Did you deliberately ignore the fact that two different crimes, one a felony and one a misdemeanor, were involved here?

I missed something crucial, what positions of public trust and civic duty had the other defendants soiled and defamed?

What would have happened had you lost?

I bet myself that **Bricker **would use his grand reappearance to provide some smarmy legalistic rationalization that would entirely avoid the uncomfortable issues of either actual justice or electoral integrity.

I won, of course.

Before I even knew who Casey and Ortega were, I made a $50 bet with myself that you were missing the forest for the trees, seizing on some retarded legalism and demonstrating your own immorality.

And I won. (I’m sorry I only bet $50 but I’m not awash in cash from plea-bargaining GOP criminals. :stuck_out_tongue: )

Casey presumably knew the law very well — he’s a judge :smack: — yet committed a fraud that is both illegal and immoral. Do you deny that, Counselor?

The marginal value of one vote is typically measured in pennies, not dollars, so if Ortega’s crime were deliberate it was an unusually stupid crime. More likely is that she just didn’t know she wasn’t entitled to vote. Yes, they probably teach that in citizenship class … but if she’d taken and passed a citizenship class she’d probably have had the right to vote. :smack:

Yet the criminal white judge gets probation, while the confused colored woman gets prison time. Ignore, for the moment, whatever you think you learned in law school, Counselor and tell us: Was that just? Was it moral?
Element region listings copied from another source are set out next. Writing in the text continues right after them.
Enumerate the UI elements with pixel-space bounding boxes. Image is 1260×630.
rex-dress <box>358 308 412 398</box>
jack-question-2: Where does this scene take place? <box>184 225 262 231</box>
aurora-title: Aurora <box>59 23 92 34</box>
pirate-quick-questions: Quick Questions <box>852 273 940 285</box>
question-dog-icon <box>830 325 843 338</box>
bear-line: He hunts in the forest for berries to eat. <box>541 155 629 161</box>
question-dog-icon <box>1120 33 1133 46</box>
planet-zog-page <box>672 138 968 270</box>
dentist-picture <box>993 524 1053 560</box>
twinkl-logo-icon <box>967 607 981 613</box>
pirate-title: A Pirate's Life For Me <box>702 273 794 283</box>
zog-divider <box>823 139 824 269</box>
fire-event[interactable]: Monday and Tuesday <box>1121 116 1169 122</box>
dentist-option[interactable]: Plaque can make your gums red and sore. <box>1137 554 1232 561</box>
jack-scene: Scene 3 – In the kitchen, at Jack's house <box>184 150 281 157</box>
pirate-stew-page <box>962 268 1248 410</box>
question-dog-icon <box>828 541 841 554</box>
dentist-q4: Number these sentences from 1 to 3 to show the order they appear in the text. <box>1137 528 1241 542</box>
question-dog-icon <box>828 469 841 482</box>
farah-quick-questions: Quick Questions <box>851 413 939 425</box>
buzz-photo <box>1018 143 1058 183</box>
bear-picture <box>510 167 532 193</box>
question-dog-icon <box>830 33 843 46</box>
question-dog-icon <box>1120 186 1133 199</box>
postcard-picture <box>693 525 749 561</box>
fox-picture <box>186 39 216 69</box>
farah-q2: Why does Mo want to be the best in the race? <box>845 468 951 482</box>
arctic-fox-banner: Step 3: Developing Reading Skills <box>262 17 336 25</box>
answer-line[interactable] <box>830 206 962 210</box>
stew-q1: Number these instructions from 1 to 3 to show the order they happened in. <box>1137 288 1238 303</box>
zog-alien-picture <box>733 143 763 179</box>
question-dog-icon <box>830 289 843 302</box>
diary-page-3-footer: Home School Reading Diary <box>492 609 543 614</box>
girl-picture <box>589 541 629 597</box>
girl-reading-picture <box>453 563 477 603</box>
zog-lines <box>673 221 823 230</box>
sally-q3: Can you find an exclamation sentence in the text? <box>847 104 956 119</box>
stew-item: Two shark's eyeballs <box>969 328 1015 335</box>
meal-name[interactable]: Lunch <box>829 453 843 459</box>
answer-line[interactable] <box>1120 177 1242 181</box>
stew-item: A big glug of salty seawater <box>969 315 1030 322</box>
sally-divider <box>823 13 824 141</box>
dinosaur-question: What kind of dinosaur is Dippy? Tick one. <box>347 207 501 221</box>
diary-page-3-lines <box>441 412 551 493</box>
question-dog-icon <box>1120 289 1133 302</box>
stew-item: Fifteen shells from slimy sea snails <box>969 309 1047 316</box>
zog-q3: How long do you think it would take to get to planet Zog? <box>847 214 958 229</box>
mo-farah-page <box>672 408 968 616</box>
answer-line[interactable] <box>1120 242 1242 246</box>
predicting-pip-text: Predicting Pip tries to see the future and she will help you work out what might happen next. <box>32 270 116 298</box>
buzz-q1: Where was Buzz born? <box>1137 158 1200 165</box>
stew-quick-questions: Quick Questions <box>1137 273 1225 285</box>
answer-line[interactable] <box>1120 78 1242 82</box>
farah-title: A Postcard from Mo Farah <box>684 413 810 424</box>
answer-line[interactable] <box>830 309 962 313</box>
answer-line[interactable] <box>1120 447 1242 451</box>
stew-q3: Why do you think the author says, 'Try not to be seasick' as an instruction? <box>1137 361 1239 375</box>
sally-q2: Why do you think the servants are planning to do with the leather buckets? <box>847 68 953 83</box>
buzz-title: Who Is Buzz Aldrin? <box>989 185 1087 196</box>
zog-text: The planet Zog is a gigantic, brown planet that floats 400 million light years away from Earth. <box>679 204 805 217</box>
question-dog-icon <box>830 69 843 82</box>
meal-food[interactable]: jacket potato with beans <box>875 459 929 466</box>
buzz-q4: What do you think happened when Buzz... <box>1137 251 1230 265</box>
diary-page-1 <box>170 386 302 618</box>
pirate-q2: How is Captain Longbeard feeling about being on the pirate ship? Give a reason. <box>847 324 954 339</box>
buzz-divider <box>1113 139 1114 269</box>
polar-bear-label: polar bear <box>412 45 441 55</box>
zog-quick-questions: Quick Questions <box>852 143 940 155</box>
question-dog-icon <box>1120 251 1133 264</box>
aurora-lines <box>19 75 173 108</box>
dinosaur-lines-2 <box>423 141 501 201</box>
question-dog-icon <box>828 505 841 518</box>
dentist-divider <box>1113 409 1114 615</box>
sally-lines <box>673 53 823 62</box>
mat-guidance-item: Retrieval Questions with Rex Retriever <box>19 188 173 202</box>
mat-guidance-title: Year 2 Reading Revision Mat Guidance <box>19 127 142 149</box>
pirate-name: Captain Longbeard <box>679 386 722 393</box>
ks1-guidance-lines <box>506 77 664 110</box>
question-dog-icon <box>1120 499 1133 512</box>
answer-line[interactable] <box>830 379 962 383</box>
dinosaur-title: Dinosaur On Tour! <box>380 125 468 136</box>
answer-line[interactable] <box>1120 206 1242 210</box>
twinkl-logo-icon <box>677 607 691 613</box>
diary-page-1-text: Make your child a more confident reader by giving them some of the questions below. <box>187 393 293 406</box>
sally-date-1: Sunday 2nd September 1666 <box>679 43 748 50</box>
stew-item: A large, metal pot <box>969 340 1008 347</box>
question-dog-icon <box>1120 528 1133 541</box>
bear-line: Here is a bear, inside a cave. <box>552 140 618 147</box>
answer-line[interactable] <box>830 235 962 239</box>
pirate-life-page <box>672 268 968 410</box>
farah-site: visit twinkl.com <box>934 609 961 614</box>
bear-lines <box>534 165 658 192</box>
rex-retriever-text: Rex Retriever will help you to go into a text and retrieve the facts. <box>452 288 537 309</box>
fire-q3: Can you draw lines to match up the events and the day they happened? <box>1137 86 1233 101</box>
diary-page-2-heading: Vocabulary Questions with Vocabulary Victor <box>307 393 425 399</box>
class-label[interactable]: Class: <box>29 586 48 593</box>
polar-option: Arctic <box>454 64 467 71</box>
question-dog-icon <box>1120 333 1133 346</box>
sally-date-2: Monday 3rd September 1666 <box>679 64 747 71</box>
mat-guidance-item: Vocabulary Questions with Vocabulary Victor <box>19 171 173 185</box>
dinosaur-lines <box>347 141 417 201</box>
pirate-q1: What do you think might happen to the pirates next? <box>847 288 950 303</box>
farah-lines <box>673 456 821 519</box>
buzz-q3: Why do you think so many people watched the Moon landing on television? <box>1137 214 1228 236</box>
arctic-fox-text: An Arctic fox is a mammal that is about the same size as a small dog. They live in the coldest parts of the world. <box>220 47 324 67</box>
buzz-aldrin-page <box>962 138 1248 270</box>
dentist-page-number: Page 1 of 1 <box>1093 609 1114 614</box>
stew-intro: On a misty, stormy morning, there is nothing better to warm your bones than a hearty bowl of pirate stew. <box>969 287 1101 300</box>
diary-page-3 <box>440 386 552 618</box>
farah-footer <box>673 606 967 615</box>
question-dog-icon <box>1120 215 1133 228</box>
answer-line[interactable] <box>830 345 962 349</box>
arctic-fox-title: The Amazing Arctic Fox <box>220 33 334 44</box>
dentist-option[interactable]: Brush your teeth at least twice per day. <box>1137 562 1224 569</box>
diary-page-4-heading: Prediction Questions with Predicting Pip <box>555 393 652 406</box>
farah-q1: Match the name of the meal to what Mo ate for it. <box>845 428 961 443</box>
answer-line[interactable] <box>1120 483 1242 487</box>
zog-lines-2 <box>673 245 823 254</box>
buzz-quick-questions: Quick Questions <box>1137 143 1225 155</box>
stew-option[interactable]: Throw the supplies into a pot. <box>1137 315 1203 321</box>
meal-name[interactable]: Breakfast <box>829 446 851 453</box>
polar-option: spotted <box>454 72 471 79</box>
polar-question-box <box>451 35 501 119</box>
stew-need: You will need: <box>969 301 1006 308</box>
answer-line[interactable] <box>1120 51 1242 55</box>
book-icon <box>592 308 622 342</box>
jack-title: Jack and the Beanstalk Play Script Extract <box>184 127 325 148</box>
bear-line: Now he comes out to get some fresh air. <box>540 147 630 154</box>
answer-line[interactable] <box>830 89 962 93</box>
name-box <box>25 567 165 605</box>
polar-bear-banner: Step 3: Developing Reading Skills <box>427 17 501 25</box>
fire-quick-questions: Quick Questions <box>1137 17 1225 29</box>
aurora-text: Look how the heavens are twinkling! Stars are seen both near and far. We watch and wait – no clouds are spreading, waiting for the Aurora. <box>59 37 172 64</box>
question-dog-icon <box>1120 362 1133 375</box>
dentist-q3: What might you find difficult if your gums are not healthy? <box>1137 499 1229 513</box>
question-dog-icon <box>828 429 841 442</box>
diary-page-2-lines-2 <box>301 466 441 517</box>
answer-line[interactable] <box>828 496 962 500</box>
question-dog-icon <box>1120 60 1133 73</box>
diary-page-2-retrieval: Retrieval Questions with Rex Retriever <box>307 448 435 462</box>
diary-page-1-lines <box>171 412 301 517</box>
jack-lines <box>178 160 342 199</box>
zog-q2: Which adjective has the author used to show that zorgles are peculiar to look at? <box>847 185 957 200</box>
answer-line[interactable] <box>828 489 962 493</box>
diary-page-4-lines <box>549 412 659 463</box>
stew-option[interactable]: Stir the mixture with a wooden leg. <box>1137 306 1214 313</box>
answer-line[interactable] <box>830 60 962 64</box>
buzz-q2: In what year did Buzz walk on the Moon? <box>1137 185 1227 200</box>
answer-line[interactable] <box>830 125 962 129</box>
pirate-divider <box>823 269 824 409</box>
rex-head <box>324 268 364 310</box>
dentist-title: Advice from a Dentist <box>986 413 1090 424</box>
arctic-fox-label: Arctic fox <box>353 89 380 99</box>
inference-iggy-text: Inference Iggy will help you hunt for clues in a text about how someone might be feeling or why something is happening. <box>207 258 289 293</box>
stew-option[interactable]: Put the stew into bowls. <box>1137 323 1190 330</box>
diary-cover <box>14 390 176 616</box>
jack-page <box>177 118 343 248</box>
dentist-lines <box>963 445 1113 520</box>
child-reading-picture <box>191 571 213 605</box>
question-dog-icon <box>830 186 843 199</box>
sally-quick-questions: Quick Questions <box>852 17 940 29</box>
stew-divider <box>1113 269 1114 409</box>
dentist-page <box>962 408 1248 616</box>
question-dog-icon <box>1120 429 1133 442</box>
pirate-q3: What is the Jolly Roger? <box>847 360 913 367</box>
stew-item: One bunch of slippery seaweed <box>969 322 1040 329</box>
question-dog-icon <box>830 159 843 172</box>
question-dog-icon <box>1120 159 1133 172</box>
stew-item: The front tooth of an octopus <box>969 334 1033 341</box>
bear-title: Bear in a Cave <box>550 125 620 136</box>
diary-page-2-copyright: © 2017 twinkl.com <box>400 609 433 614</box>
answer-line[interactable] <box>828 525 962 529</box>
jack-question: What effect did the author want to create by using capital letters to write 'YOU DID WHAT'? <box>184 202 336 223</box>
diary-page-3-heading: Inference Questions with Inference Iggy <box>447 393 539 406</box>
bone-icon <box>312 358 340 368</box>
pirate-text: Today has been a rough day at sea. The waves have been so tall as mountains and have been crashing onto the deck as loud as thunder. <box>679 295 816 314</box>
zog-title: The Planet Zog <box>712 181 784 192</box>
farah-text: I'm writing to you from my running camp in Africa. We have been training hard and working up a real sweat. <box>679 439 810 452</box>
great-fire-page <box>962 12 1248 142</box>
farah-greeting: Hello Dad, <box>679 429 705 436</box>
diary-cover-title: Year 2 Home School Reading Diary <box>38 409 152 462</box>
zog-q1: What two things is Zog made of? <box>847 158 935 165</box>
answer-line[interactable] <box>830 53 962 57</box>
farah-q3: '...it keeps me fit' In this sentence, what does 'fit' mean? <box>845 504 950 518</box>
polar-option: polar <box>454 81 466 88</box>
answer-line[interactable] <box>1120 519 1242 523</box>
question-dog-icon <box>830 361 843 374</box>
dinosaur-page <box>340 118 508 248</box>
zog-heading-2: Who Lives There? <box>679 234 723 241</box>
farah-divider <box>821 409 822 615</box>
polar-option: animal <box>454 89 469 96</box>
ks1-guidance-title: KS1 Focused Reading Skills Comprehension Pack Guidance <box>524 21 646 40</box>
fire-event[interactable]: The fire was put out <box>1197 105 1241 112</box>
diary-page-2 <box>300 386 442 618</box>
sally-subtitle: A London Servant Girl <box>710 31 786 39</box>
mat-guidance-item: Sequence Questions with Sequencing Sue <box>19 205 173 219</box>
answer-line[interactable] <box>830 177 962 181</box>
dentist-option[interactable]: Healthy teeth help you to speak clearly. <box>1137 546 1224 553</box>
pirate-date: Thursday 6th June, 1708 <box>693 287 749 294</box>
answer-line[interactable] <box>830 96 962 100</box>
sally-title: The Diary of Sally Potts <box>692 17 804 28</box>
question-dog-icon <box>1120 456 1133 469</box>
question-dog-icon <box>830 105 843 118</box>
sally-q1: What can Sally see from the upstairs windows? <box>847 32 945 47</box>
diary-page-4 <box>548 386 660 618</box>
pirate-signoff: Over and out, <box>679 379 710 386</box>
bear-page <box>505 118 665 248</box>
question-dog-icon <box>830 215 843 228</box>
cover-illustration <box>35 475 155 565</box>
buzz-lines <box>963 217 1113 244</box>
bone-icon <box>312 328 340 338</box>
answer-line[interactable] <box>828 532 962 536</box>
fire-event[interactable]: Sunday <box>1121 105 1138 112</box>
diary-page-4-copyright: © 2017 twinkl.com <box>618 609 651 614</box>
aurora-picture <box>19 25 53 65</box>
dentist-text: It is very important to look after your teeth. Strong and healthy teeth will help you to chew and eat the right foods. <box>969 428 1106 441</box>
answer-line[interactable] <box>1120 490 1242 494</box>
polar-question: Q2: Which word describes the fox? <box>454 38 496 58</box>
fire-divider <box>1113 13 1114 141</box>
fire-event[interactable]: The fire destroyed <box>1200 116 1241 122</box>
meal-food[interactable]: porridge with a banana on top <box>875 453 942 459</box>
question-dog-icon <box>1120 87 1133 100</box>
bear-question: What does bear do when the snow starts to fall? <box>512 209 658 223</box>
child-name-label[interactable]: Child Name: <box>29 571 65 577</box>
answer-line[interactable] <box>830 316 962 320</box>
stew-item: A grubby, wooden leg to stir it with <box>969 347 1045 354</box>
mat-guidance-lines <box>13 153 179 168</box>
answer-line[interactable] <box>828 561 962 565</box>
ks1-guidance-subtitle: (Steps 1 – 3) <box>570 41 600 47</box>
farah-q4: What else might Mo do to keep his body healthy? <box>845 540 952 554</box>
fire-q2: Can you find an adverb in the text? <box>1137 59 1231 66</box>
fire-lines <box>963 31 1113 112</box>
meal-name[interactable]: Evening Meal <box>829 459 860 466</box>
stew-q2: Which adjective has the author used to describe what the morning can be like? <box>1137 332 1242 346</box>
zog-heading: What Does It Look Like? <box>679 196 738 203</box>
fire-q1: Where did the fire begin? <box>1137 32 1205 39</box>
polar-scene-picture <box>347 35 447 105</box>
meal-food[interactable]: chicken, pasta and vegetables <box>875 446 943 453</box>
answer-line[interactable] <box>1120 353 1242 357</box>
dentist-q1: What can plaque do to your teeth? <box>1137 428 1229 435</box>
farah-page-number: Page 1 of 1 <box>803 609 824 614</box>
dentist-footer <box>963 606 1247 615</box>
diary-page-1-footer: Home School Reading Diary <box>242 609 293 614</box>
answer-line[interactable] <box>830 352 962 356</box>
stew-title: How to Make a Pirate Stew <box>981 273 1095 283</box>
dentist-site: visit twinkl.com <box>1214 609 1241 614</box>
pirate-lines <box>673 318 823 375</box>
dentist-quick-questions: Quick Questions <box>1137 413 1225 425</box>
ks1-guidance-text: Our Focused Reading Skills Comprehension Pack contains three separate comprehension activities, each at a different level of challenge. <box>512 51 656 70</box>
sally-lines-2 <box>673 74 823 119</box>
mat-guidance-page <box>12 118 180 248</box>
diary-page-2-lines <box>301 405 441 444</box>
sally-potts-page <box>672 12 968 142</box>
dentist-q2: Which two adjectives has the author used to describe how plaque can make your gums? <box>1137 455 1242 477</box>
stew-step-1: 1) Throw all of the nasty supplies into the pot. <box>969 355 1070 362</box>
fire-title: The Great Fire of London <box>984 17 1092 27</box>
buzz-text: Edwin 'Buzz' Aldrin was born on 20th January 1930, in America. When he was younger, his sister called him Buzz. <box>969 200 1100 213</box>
The “need” for plea bargaining is a big part of the problem, of course. I don’t expect you to understand that, billing GOP fraudsters for $1000/hour while the colored people trapped in the system serve time because they weren’t “good” enough to prostitute themselves or whatever to afford your fees. Dog eat dog. What a disgusting world it would be if we all had your morality.

    • Not knowing that non-citizens can’t vote may be widespread. In Thailand, I joked to our county supervisor I didn’t vote for him. “Why not?” he asked, riled. — I’m a bloody foreigner, for heaven’s sake: How can I vote?

If only that were the only thing you didn’t understand. Your posting history would be vastly improved if this were so.

We do not, in this country, send people to prison because we believe they soiled or defamed concepts. We send them because we can prove to a neutral tribunal beyond a reasonable doubt the presence of each and every element of a felony.

So when answering the question of why one defendant got a light sentence and the other a heavy sentence, we don’t ask about soiling and defamation. We ask what crimes each committed. And by “crimes,” we mean criminal statutes, not metaphorical crimes against lofty concepts and ideals.

I would have paid up promptly.

Good, it would be a shame if something were to… happen to you.